Asbo pozostaje prymitywnym brutalem terroryzującym otoczenie – także Desa, który zakłada rodzinę mimo nękających go lęków i wyrzutów sumienia. A jednak coś się zmienia. Chociaż Lionel zatrudnia sztab PR-owców, dzięki którym wdraża się w życie bogatego celebryty, nie opuszczają go wątpliwości. Bogactwo owocuje dramatem samoświadomości. W środku medialnej i biznesowej gorączki Lionel obsesyjnie trzyma się myśli o obskurnym mieszkaniu w distońskim wieżowcu, które pozostaje jego „jedyną więzią”.

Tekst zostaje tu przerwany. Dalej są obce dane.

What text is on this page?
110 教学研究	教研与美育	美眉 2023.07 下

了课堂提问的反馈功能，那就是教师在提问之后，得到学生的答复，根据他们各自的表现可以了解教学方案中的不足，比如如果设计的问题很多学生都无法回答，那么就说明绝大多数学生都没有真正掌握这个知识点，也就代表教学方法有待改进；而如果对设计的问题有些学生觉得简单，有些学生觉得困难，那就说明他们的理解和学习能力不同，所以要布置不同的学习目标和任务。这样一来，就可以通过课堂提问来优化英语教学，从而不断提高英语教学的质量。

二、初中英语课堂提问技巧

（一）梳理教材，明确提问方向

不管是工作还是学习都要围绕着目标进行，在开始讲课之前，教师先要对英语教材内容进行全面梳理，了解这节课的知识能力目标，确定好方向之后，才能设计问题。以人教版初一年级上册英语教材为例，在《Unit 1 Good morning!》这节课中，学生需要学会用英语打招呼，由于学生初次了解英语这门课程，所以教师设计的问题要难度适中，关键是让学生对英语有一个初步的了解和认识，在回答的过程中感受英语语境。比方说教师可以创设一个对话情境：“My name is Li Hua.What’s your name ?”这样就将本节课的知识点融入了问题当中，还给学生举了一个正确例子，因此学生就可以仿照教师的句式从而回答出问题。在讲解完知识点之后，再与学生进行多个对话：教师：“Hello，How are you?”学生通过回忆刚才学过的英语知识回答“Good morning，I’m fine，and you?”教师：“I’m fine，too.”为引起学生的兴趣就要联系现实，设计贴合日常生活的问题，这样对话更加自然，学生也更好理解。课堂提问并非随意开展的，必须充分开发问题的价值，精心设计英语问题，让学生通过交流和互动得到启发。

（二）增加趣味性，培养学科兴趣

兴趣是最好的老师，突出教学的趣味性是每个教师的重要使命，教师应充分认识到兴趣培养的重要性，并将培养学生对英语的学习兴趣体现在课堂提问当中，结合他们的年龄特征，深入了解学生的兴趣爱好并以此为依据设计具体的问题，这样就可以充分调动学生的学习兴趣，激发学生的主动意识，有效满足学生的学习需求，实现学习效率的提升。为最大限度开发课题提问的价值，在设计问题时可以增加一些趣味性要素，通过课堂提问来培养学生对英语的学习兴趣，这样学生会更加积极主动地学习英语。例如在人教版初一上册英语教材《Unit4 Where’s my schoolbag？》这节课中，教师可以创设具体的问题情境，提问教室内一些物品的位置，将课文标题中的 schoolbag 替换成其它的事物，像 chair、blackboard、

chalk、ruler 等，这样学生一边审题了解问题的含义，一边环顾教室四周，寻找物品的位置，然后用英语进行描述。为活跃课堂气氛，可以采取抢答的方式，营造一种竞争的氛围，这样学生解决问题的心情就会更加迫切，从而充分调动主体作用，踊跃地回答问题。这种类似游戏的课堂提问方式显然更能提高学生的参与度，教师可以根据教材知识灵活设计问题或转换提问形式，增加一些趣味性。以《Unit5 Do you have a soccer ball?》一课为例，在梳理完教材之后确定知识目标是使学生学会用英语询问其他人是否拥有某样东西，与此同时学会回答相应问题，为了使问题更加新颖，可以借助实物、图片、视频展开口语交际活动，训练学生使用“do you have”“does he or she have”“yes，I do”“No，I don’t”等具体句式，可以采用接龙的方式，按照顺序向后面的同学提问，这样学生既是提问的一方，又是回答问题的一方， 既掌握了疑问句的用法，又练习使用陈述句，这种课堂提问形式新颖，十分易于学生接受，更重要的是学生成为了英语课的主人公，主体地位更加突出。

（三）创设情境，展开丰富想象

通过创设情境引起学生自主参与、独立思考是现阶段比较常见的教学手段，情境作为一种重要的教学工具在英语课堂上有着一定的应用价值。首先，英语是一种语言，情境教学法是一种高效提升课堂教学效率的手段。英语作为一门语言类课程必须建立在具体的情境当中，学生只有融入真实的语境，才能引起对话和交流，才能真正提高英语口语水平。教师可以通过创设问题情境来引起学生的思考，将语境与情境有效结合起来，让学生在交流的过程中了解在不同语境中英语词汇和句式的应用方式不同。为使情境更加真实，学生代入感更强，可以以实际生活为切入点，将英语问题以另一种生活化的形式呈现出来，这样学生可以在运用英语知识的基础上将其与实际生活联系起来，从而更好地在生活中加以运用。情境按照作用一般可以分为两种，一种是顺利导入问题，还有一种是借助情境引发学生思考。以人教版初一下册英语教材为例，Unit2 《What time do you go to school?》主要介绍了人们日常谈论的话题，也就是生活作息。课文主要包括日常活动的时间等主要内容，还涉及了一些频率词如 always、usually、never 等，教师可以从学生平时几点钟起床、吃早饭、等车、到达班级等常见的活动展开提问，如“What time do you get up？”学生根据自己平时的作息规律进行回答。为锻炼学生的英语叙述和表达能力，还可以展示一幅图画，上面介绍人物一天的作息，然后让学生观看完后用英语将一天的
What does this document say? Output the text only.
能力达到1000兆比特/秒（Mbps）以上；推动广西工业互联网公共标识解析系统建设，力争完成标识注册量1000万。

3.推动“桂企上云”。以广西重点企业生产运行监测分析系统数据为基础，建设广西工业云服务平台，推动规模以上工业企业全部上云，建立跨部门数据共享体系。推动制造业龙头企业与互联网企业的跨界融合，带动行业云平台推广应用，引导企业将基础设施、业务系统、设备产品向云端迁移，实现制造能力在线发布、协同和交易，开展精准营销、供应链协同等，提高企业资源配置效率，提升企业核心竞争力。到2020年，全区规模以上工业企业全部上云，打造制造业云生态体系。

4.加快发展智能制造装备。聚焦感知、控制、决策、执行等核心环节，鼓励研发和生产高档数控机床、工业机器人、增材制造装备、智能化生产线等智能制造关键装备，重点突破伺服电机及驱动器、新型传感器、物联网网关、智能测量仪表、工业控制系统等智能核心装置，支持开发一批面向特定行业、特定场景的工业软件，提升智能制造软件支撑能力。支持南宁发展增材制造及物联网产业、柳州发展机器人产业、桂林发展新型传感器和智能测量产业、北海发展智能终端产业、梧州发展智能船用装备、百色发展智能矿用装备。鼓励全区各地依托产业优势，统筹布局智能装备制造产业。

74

Martin Amis nie napisał słabej powieści. Co więcej, nie zestarzał się też bynajmniej jego styl – jak zawsze błyskotliwy, oscylujący między obrzydzeniem a współczuciem, przetykany zaskakująco melancholijnymi fragmentami. Trudno jednak oprzeć się wrażeniu, że stawiane tutaj diagnozy u pisarza podobnej klasy są pójściem na łatwiznę. „Lionel Asbo” to powieść bezpieczna, poprawna, nieskomplikowana. Czyta się ją znakomicie, ale zapomina równie szybko.